At last count, the RBI had around Rs.9.6 lakh crores as reserves. This is money to be used in a financial emergency. We are now in an emergency like we have never seen before. Even a third of this, around Rs 3.2 lakh crores, is about five times the current plan.

There are other sources of funds too, but tapping these entail political courage and sacrifices. Our cumulative government wages and pensions bill amounts to about 11.4 per cent of GDP.

After exempting the military and paramilitary forces, which is mostly under active deployment, we can target one per cent of GDP by just by cancelling the annual leave and LTC and rolling back a few DA increases.

The government can also sequester a fixed percentage of bank deposits, say five per cent of deposits between Rs 10-100 lakhs and 15-20 per cent from bigger deposits for tax-free interest-bearing bonds in exchange. The 10 biggest private companies alone have cash reserves of over Rs 10 lakh crores.

There is money in the trees, and all it needs is a good shakeup to pick the fruits. The pain of the lockdown shouldn’t be borne by the poor alone. The government can easily target five per cent of GDP, or about Rs 10 lakh crores, for the recovery fund as an achievable goal.
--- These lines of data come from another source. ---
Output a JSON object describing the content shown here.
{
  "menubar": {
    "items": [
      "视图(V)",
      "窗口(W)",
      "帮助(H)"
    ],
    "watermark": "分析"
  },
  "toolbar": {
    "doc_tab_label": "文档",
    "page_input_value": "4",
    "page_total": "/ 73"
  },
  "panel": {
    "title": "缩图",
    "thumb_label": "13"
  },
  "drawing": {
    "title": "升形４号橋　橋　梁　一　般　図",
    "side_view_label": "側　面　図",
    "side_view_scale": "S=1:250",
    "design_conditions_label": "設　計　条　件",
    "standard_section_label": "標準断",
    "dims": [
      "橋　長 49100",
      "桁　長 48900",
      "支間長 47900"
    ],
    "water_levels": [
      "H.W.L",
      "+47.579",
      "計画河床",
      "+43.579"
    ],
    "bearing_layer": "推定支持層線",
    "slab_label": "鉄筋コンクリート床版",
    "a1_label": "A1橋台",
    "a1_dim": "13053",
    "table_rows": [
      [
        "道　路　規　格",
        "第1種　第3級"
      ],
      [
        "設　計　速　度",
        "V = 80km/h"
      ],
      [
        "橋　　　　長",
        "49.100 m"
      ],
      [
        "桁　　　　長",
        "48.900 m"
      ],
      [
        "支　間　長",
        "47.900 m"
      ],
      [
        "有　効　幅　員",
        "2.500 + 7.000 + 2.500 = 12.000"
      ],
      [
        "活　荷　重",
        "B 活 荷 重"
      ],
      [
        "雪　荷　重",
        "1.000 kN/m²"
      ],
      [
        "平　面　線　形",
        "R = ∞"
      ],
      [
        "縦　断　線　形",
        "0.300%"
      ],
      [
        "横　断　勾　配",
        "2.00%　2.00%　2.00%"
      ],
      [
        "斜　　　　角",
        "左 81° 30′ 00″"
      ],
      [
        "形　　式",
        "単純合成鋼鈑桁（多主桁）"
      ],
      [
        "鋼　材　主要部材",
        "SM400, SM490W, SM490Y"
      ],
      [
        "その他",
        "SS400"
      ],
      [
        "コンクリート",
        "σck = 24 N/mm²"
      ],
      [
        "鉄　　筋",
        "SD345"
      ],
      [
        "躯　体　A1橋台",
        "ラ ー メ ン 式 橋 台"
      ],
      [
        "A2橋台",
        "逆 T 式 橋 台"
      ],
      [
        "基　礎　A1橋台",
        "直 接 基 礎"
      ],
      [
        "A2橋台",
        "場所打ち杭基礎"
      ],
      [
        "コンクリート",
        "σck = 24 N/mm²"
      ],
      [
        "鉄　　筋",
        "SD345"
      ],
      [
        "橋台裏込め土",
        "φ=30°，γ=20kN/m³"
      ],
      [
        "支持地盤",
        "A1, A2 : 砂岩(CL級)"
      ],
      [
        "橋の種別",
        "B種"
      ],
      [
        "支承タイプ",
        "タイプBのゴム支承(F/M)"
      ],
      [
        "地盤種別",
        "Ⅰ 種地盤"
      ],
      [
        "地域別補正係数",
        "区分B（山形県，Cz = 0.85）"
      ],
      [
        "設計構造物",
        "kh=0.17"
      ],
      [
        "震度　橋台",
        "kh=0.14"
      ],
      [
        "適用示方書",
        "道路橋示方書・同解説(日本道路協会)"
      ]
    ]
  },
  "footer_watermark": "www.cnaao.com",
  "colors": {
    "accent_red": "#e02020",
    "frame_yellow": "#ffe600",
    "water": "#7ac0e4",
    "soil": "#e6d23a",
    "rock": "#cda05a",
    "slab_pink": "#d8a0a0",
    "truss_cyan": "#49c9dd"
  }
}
This money can be used to immediately begin a Universal Basic Income scheme, by transferring a sum of Rs 5,000 monthly into Jan Dhan accounts for the financial emergency period; fund GST concessions to move the auto and engineering sectors in particular; begin emergency rural reconstruction projects to generate millions of new jobs and get our core infrastructure sectors like steel, cement and transportation moving again.